00:13:54.420 | And through this, we benefit from having an external knowledge base to improve system
00:13:59.260 | factuality and also improve user trust in the system.
00:14:03.820 | Naturally, there is a very vast potential for this type of technology.
00:14:10.340 | And despite being very new, there are already many people using it.
00:14:14.900 | I've seen that you.com have their new YouChat feature, which gives you natural language
00:14:22.220 | responses to your search queries.
00:14:25.160 | I've seen many podcast search apps recently using this technology.

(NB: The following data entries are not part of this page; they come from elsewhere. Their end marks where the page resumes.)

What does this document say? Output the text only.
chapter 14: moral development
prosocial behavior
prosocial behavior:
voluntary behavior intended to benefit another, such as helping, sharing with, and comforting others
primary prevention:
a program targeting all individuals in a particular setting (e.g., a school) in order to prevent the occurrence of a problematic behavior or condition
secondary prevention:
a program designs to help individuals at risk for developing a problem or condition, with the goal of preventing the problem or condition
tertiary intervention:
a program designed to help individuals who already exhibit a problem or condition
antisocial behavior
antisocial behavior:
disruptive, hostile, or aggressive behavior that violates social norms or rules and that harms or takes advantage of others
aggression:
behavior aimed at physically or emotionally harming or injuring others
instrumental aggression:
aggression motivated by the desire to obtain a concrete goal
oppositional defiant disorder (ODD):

00:14:30.300 | And there are even rumors of Microsoft with Bing using ChatGPT, which is another form
00:14:36.980 | of this technology as a challenger to Google itself.
00:14:42.260 | So as I think we can all see, there's very big potential and opportunity here for disruption
00:14:49.620 | within the space of information retrieval.
00:14:52.660 | Essentially any industry, any company that relies on information in some way and retrieving
00:15:00.000 | that information efficiently can benefit from the use of retrieval augmented generative
00:15:06.100 | question answering and other retrieval augmented generative AI technologies.
00:15:11.580 | So this really represents an opportunity for replacing some of those outdated information
00:15:16.380 | retrieval technologies that we use today.
00:15:19.900 | Now that's it for this video.
00:15:22.180 | I hope all of this has been somewhat thought provoking, interesting, and useful, but that's
00:15:29.140 | it for now.
00:15:30.140 | So thank you very much for watching and I will see you again in the next one.